Further from my quote of Last of the Annamese about Amerasian orphans in Vietnam:
Philippe raised his scarred face, lacking one cheekbone, eyes out of alignment, and offered Chuck a disfigured smile. “Hi pee-kwee.” He reached for Chuck.
Chuck lifted him into the sunshine. “I missed you.” He folded Philippe into his arms. When Ben [Chuck’s son] was a year old, he was this size, but he weighed more than Philippe, whose arms were barely thicker than Chuck’s thumb. The sisters didn’t know how old Philippe was. They didn’t know his real name. They said nothing about how he came to be in the orphanage.

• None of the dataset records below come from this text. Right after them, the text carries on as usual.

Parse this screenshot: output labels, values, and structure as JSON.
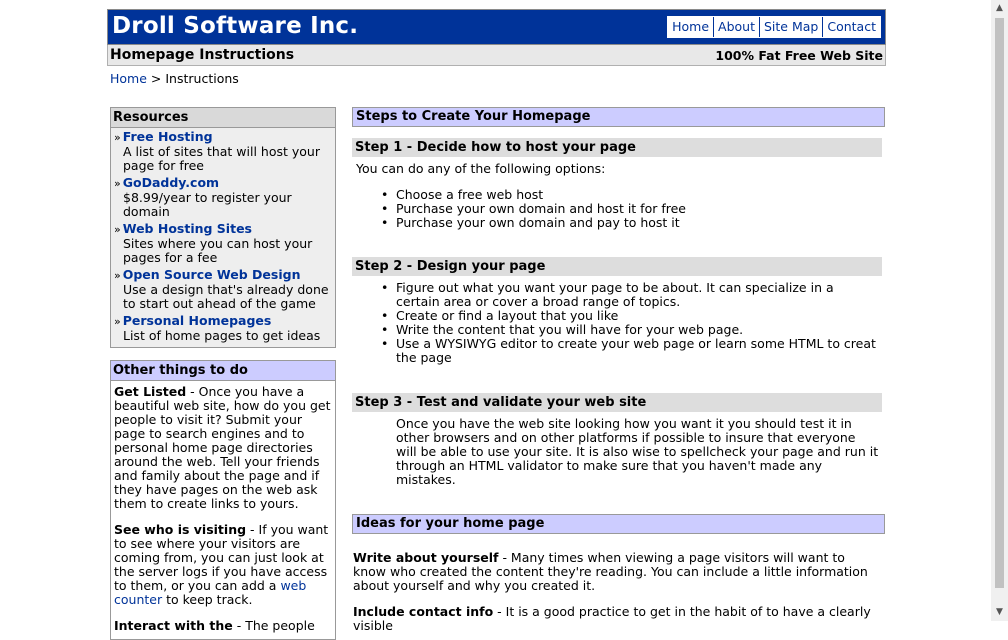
{
  "header": {
    "logo": "Droll Software Inc.",
    "nav": [
      "Home",
      "About",
      "Site Map",
      "Contact"
    ]
  },
  "subbar": {
    "title": "Homepage Instructions",
    "tagline": "100% Fat Free Web Site"
  },
  "breadcrumb": {
    "home": "Home",
    "sep": ">",
    "current": "Instructions"
  },
  "resources": {
    "title": "Resources",
    "items": [
      {
        "title": "Free Hosting",
        "desc": "A list of sites that will host your page for free"
      },
      {
        "title": "GoDaddy.com",
        "desc": "$8.99/year to register your domain"
      },
      {
        "title": "Web Hosting Sites",
        "desc": "Sites where you can host your pages for a fee"
      },
      {
        "title": "Open Source Web Design",
        "desc": "Use a design that's already done to start out ahead of the game"
      },
      {
        "title": "Personal Homepages",
        "desc": "List of home pages to get ideas"
      }
    ]
  },
  "other": {
    "title": "Other things to do",
    "p1_bold": "Get Listed",
    "p1_text": " - Once you have a beautiful web site, how do you get people to visit it? Submit your page to search engines and to personal home page directories around the web. Tell your friends and family about the page and if they have pages on the web ask them to create links to yours.",
    "p2_bold": "See who is visiting",
    "p2_text_a": " - If you want to see where your visitors are coming from, you can just look at the server logs if you have access to them, or you can add a ",
    "p2_link": "web counter",
    "p2_text_b": " to keep track.",
    "p3_bold": "Interact with the",
    "p3_text": " - The people"
  },
  "main": {
    "steps_title": "Steps to Create Your Homepage",
    "step1_title": "Step 1 - Decide how to host your page",
    "step1_intro": "You can do any of the following options:",
    "step1_items": [
      "Choose a free web host",
      "Purchase your own domain and host it for free",
      "Purchase your own domain and pay to host it"
    ],
    "step2_title": "Step 2 - Design your page",
    "step2_items": [
      "Figure out what you want your page to be about. It can specialize in a certain area or cover a broad range of topics.",
      "Create or find a layout that you like",
      "Write the content that you will have for your web page.",
      "Use a WYSIWYG editor to create your web page or learn some HTML to creat the page"
    ],
    "step3_title": "Step 3 - Test and validate your web site",
    "step3_text": "Once you have the web site looking how you want it you should test it in other browsers and on other platforms if possible to insure that everyone will be able to use your site. It is also wise to spellcheck your page and run it through an HTML validator to make sure that you haven't made any mistakes.",
    "ideas_title": "Ideas for your home page",
    "idea1_bold": "Write about yourself",
    "idea1_text": " - Many times when viewing a page visitors will want to know who created the content they're reading. You can include a little information about yourself and why you created it.",
    "idea2_bold": "Include contact info",
    "idea2_text": " - It is a good practice to get in the habit of to have a clearly visible"
  }
}
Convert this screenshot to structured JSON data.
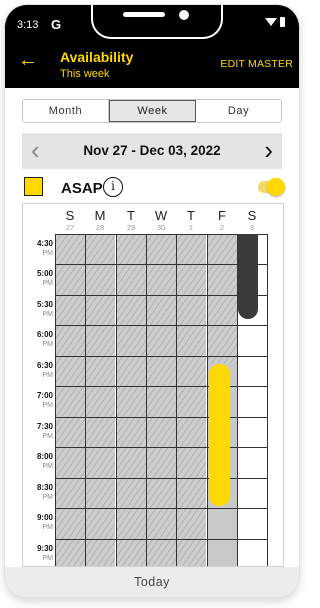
{
  "status": {
    "time": "3:13",
    "carrier_icon": "G"
  },
  "header": {
    "back_icon": "arrow-left-icon",
    "title": "Availability",
    "subtitle": "This week",
    "action": "EDIT MASTER"
  },
  "view_tabs": {
    "items": [
      "Month",
      "Week",
      "Day"
    ],
    "selected": "Week"
  },
  "date_nav": {
    "range": "Nov 27 - Dec 03, 2022",
    "prev_icon": "chevron-left-icon",
    "next_icon": "chevron-right-icon"
  },
  "availability": {
    "label": "ASAP",
    "info_icon": "i",
    "toggle_on": true,
    "swatch_color": "#ffd800"
  },
  "calendar": {
    "days": [
      {
        "letter": "S",
        "date": "27"
      },
      {
        "letter": "M",
        "date": "28"
      },
      {
        "letter": "T",
        "date": "29"
      },
      {
        "letter": "W",
        "date": "30"
      },
      {
        "letter": "T",
        "date": "1"
      },
      {
        "letter": "F",
        "date": "2"
      },
      {
        "letter": "S",
        "date": "3"
      }
    ],
    "times": [
      {
        "time": "4:30",
        "ampm": "PM"
      },
      {
        "time": "5:00",
        "ampm": "PM"
      },
      {
        "time": "5:30",
        "ampm": "PM"
      },
      {
        "time": "6:00",
        "ampm": "PM"
      },
      {
        "time": "6:30",
        "ampm": "PM"
      },
      {
        "time": "7:00",
        "ampm": "PM"
      },
      {
        "time": "7:30",
        "ampm": "PM"
      },
      {
        "time": "8:00",
        "ampm": "PM"
      },
      {
        "time": "8:30",
        "ampm": "PM"
      },
      {
        "time": "9:00",
        "ampm": "PM"
      },
      {
        "time": "9:30",
        "ampm": "PM"
      }
    ],
    "colors": {
      "asap": "#ffd800",
      "master": "#3a3a3a",
      "past": "#cdcdcd"
    }
  },
  "footer": {
    "today_label": "Today"
  }
}
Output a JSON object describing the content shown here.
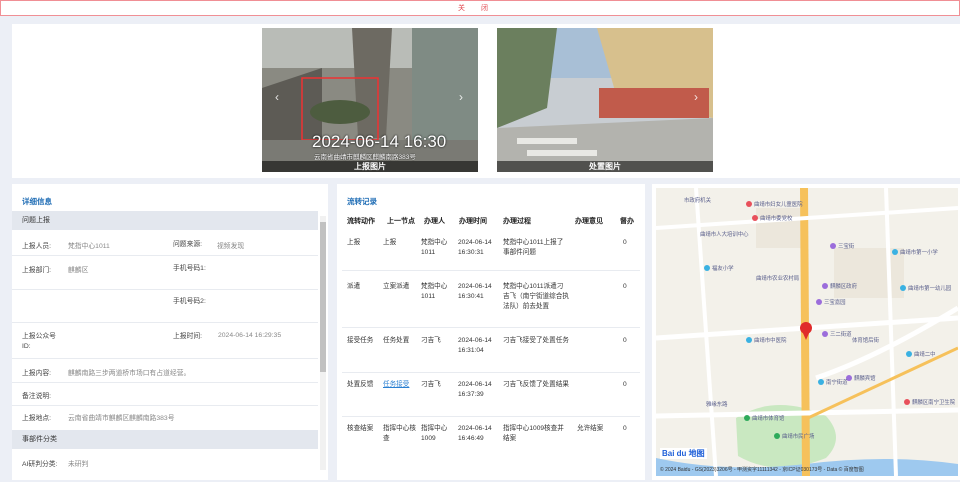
{
  "topbar": {
    "close_label": "关闭"
  },
  "photos": {
    "report_caption": "上报图片",
    "disposal_caption": "处置图片",
    "stamp_date": "2024-06-14 16:30",
    "stamp_addr": "云南省曲靖市麒麟区麒麟南路383号"
  },
  "detail": {
    "title": "详细信息",
    "group_report": "问题上报",
    "reporter_label": "上报人员:",
    "reporter_value": "梵指中心1011",
    "source_label": "问题来源:",
    "source_value": "视频发现",
    "dept_label": "上报部门:",
    "dept_value": "麒麟区",
    "phone1_label": "手机号码1:",
    "phone2_label": "手机号码2:",
    "public_id_label": "上报公众号ID:",
    "time_label": "上报时间:",
    "time_value": "2024-06-14 16:29:35",
    "content_label": "上报内容:",
    "content_value": "麒麟南路三步两道桥市场口有占道经营。",
    "remark_label": "备注说明:",
    "place_label": "上报地点:",
    "place_value": "云南省曲靖市麒麟区麒麟南路383号",
    "group_class": "事部件分类",
    "ai_label": "AI研判分类:",
    "ai_value": "未研判"
  },
  "flow": {
    "title": "流转记录",
    "headers": [
      "流转动作",
      "上一节点",
      "办理人",
      "办理时间",
      "办理过程",
      "办理意见",
      "督办"
    ],
    "rows": [
      {
        "action": "上报",
        "prev": "上报",
        "handler": "梵指中心1011",
        "time": "2024-06-14 16:30:31",
        "process": "梵指中心1011上报了事部件问题",
        "opinion": "",
        "supervise": "0"
      },
      {
        "action": "派遣",
        "prev": "立案派遣",
        "handler": "梵指中心1011",
        "time": "2024-06-14 16:30:41",
        "process": "梵指中心1011派遣刁吉飞（南宁街道综合执法队）前去处置",
        "opinion": "",
        "supervise": "0"
      },
      {
        "action": "接受任务",
        "prev": "任务处置",
        "handler": "刁吉飞",
        "time": "2024-06-14 16:31:04",
        "process": "刁吉飞接受了处置任务",
        "opinion": "",
        "supervise": "0"
      },
      {
        "action": "处置反馈",
        "prev": "任务接受",
        "handler": "刁吉飞",
        "time": "2024-06-14 16:37:39",
        "process": "刁吉飞反馈了处置结果",
        "opinion": "",
        "supervise": "0"
      },
      {
        "action": "核查结案",
        "prev": "指挥中心核查",
        "handler": "指挥中心1009",
        "time": "2024-06-14 16:46:49",
        "process": "指挥中心1009核查并结案",
        "opinion": "允许结案",
        "supervise": "0"
      }
    ]
  },
  "map": {
    "logo": "Bai du 地图",
    "copyright": "© 2024 Baidu - GS(2023)3206号 - 甲测资字11111342 - 京ICP证030173号 - Data © 百度智图",
    "pois": [
      "市政府机关",
      "曲靖市委党校",
      "曲靖市妇女儿童医院",
      "曲靖市人大培训中心",
      "曲靖市第一小学",
      "福友小学",
      "曲靖市农业农村局",
      "三宝街",
      "麒麟区政府",
      "三二街道",
      "曲靖市中医院",
      "曲靖市第一幼儿园",
      "三宝嘉园",
      "曲靖二中",
      "曲靖市体育馆",
      "体育馆后街",
      "麒麟宾馆",
      "雅缘东路",
      "麒麟区南宁卫生院",
      "南宁街道",
      "曲靖市民广场"
    ],
    "accent_colors": {
      "road": "#f6c15b",
      "water": "#9ec9ef",
      "green": "#c9e8c1",
      "marker": "#e02b2b"
    }
  }
}
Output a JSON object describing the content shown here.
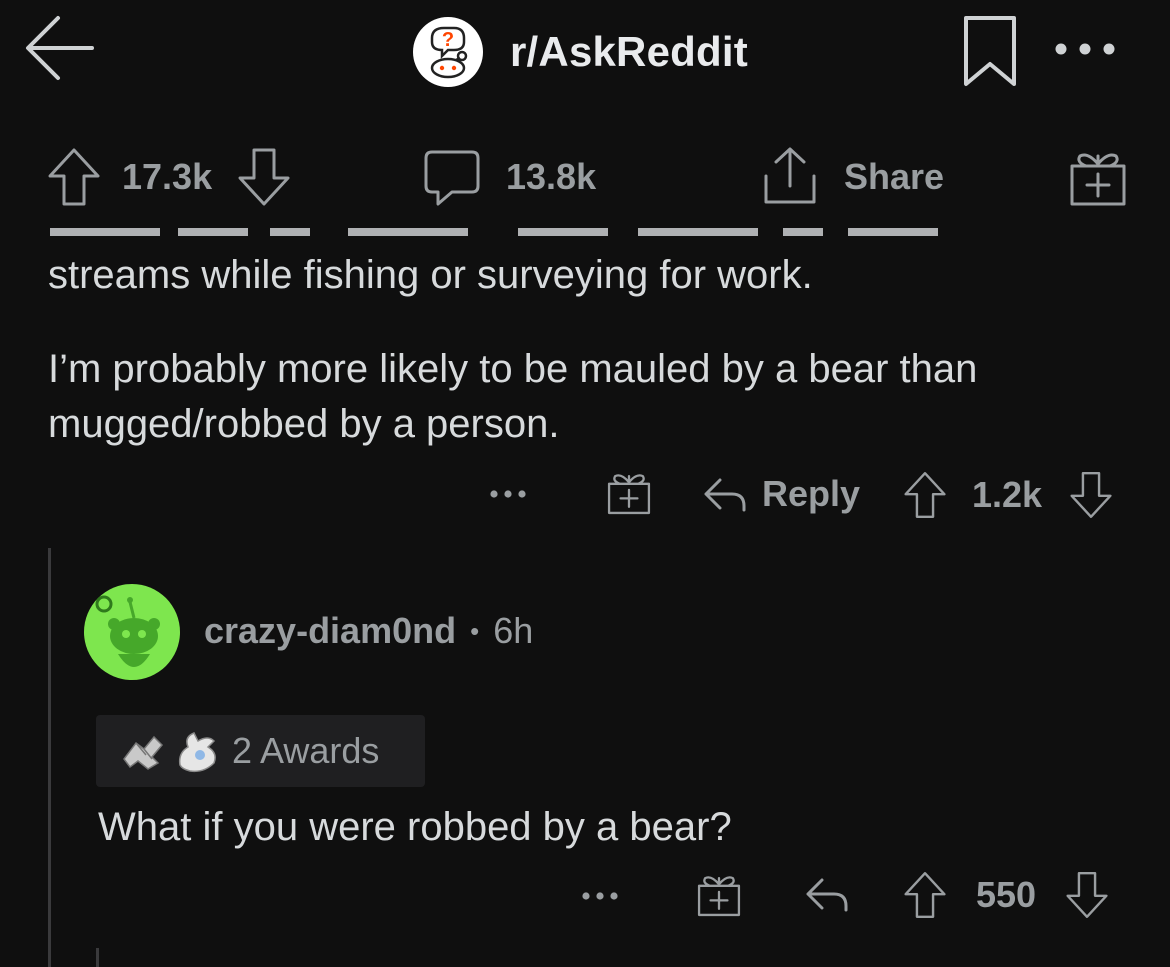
{
  "header": {
    "subreddit": "r/AskReddit"
  },
  "post_actions": {
    "upvotes": "17.3k",
    "comments": "13.8k",
    "share_label": "Share"
  },
  "parent_comment": {
    "text_line1": "streams while fishing or surveying for work.",
    "paragraph2": "I’m probably more likely to be mauled by a bear than mugged/robbed by a person.",
    "reply_label": "Reply",
    "score": "1.2k"
  },
  "reply_comment": {
    "username": "crazy-diam0nd",
    "separator": "•",
    "age": "6h",
    "awards_label": "2 Awards",
    "text": "What if you were robbed by a bear?",
    "score": "550"
  },
  "colors": {
    "background": "#0f0f0f",
    "text": "#d7dadc",
    "muted": "#9a9ea1",
    "avatar_green": "#7ee64e",
    "icon_orange": "#ff4500"
  },
  "icons": [
    "back-arrow-icon",
    "subreddit-icon",
    "bookmark-icon",
    "more-icon",
    "upvote-icon",
    "downvote-icon",
    "comment-icon",
    "share-icon",
    "gift-icon",
    "reply-icon",
    "avatar-snoo",
    "award-icon"
  ]
}
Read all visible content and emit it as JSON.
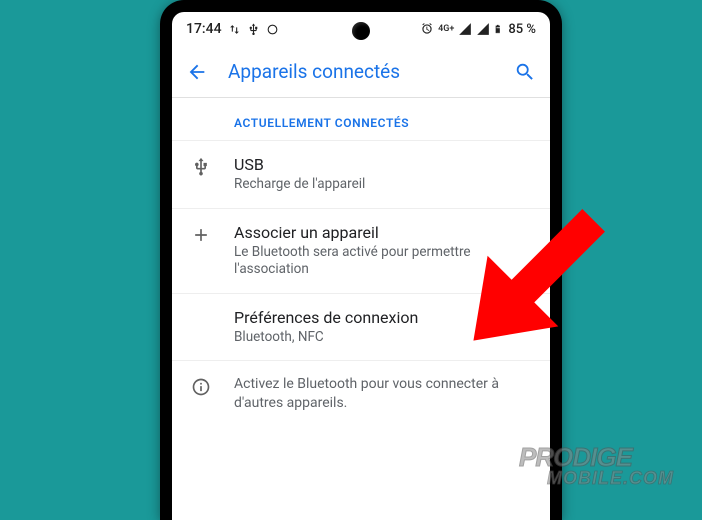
{
  "status": {
    "time": "17:44",
    "network": "4G+",
    "battery": "85 %"
  },
  "header": {
    "title": "Appareils connectés"
  },
  "section": {
    "label": "ACTUELLEMENT CONNECTÉS"
  },
  "items": {
    "usb": {
      "title": "USB",
      "subtitle": "Recharge de l'appareil"
    },
    "pair": {
      "title": "Associer un appareil",
      "subtitle": "Le Bluetooth sera activé pour permettre l'association"
    },
    "prefs": {
      "title": "Préférences de connexion",
      "subtitle": "Bluetooth, NFC"
    }
  },
  "info": {
    "text": "Activez le Bluetooth pour vous connecter à d'autres appareils."
  },
  "watermark": {
    "line1": "PRODIGE",
    "line2": "MOBILE.COM"
  }
}
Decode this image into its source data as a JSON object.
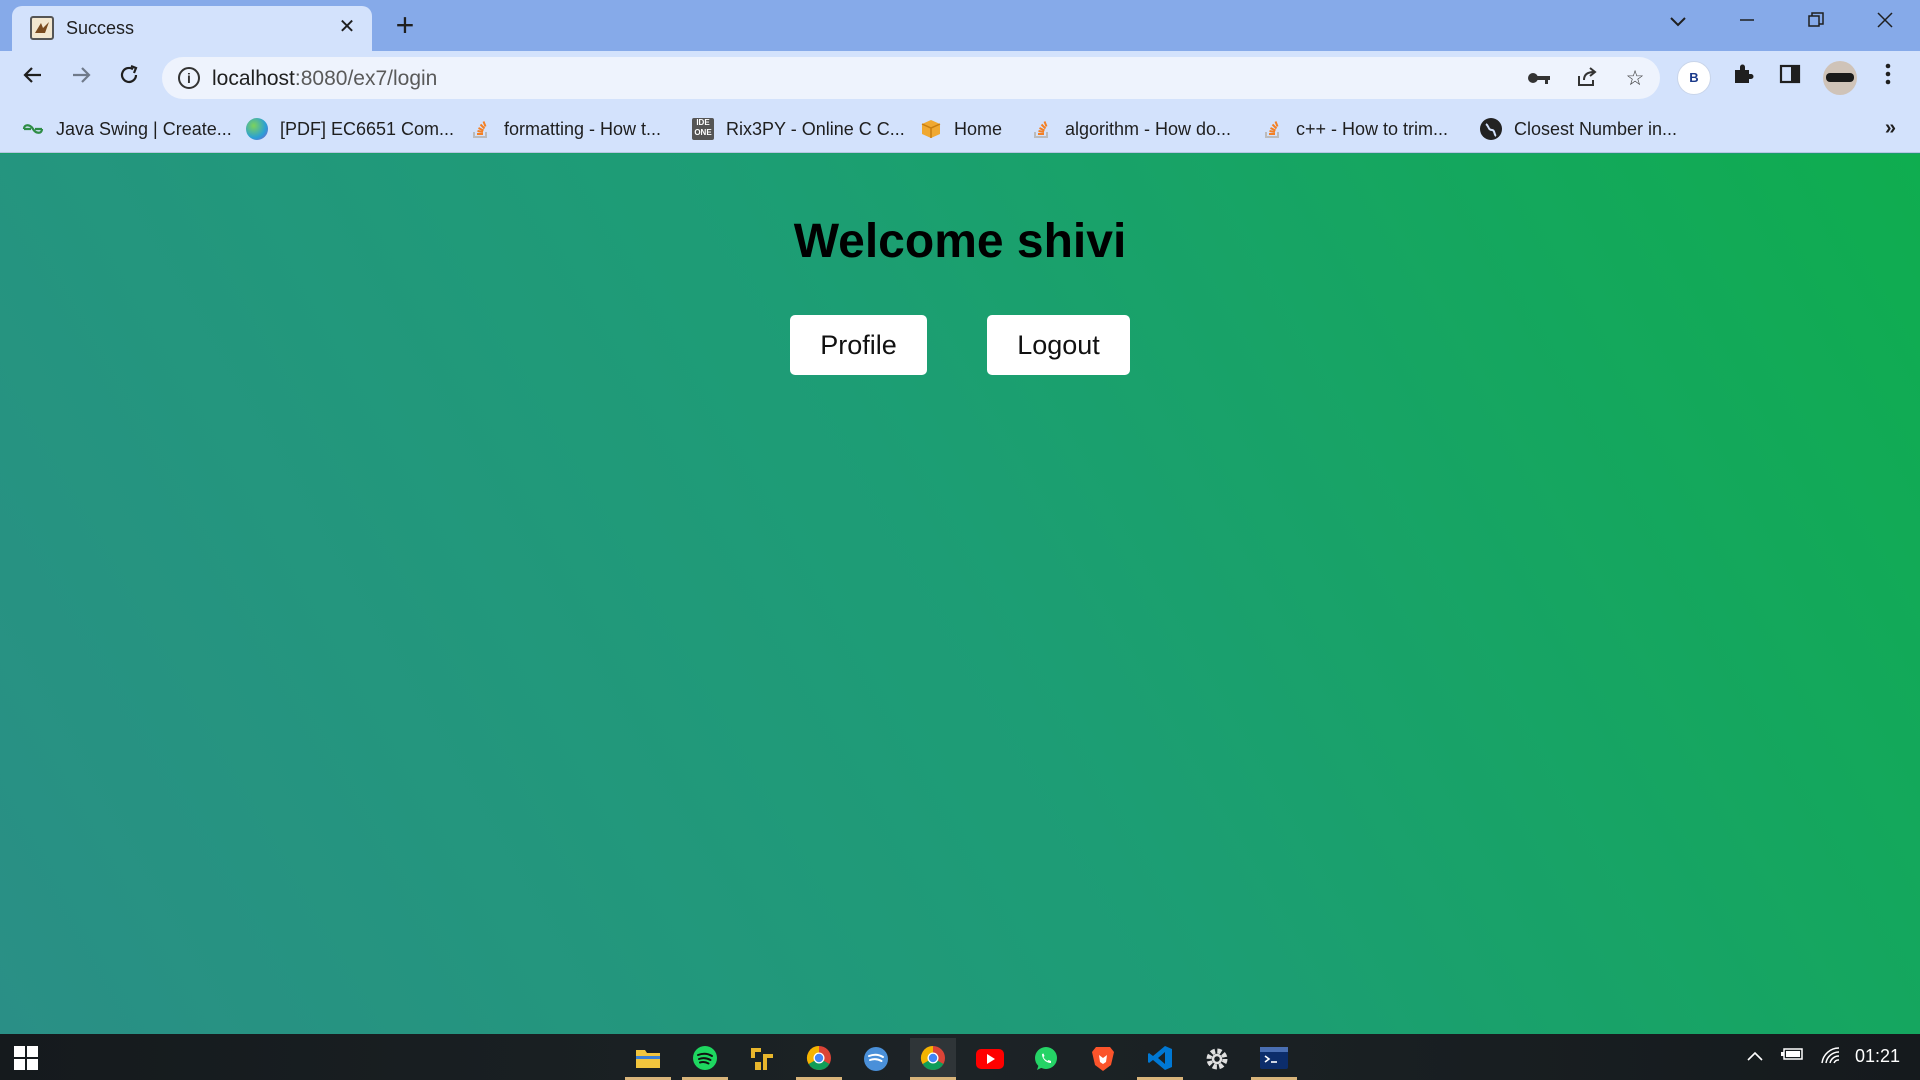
{
  "browser": {
    "tab_title": "Success",
    "tab_close": "✕",
    "new_tab": "+",
    "url_host": "localhost",
    "url_rest": ":8080/ex7/login",
    "extension_badge": "B"
  },
  "bookmarks": [
    {
      "label": "Java Swing | Create...",
      "icon": "geeksforgeeks-icon",
      "color": "#2f8d46"
    },
    {
      "label": "[PDF] EC6651 Com...",
      "icon": "globe-colorful-icon",
      "color": "#3aa0e0"
    },
    {
      "label": "formatting - How t...",
      "icon": "stackoverflow-icon",
      "color": "#f48024"
    },
    {
      "label": "Rix3PY - Online C C...",
      "icon": "ideone-icon",
      "color": "#555555"
    },
    {
      "label": "Home",
      "icon": "box-icon",
      "color": "#f0a830"
    },
    {
      "label": "algorithm - How do...",
      "icon": "stackoverflow-icon",
      "color": "#f48024"
    },
    {
      "label": "c++ - How to trim...",
      "icon": "stackoverflow-icon",
      "color": "#f48024"
    },
    {
      "label": "Closest Number in...",
      "icon": "globe-dark-icon",
      "color": "#222222"
    }
  ],
  "bookmarks_more": "»",
  "page": {
    "heading": "Welcome shivi",
    "profile_button": "Profile",
    "logout_button": "Logout"
  },
  "taskbar": {
    "apps": [
      {
        "name": "file-explorer",
        "color": "#f2c53d",
        "running": true
      },
      {
        "name": "spotify",
        "color": "#1ed760",
        "running": true
      },
      {
        "name": "pixel-app",
        "color": "#e8b62c",
        "running": false
      },
      {
        "name": "chrome",
        "color": "#db4437",
        "running": true
      },
      {
        "name": "spotify-web",
        "color": "#4a90d9",
        "running": false
      },
      {
        "name": "chrome-active",
        "color": "#db4437",
        "running": true,
        "active": true
      },
      {
        "name": "youtube",
        "color": "#ff0000",
        "running": false
      },
      {
        "name": "whatsapp",
        "color": "#25d366",
        "running": false
      },
      {
        "name": "brave",
        "color": "#fb542b",
        "running": false
      },
      {
        "name": "vscode",
        "color": "#0078d4",
        "running": true
      },
      {
        "name": "settings",
        "color": "#e0e0e0",
        "running": false
      },
      {
        "name": "terminal",
        "color": "#0c2d6b",
        "running": true
      }
    ],
    "clock": "01:21"
  }
}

As usual, a sister carried a folding chair into the yard and opened it for Chuck. Philippe nestled in Chuck’s embrace, pressed his head into the curve of Chuck’s neck, and grasped Chuck’s shirt in a tight fist.
Chuck rocked him. “You all right, Pipsqueak?”
“Pee-kwee?” the boy said in perfect imitation of Chuck’s intonation.
“You want me to sing to you today?”
“Seen too yoo?”
“Okay.” Chuck started “Froggy Went a’ Courtin’” in a quiet, deep voice. He’d read, back when Ben was a baby, that children responded more to the vibrations of the male voice than to the sound, and sure enough, Philippe contoured himself against Chuck’s chest.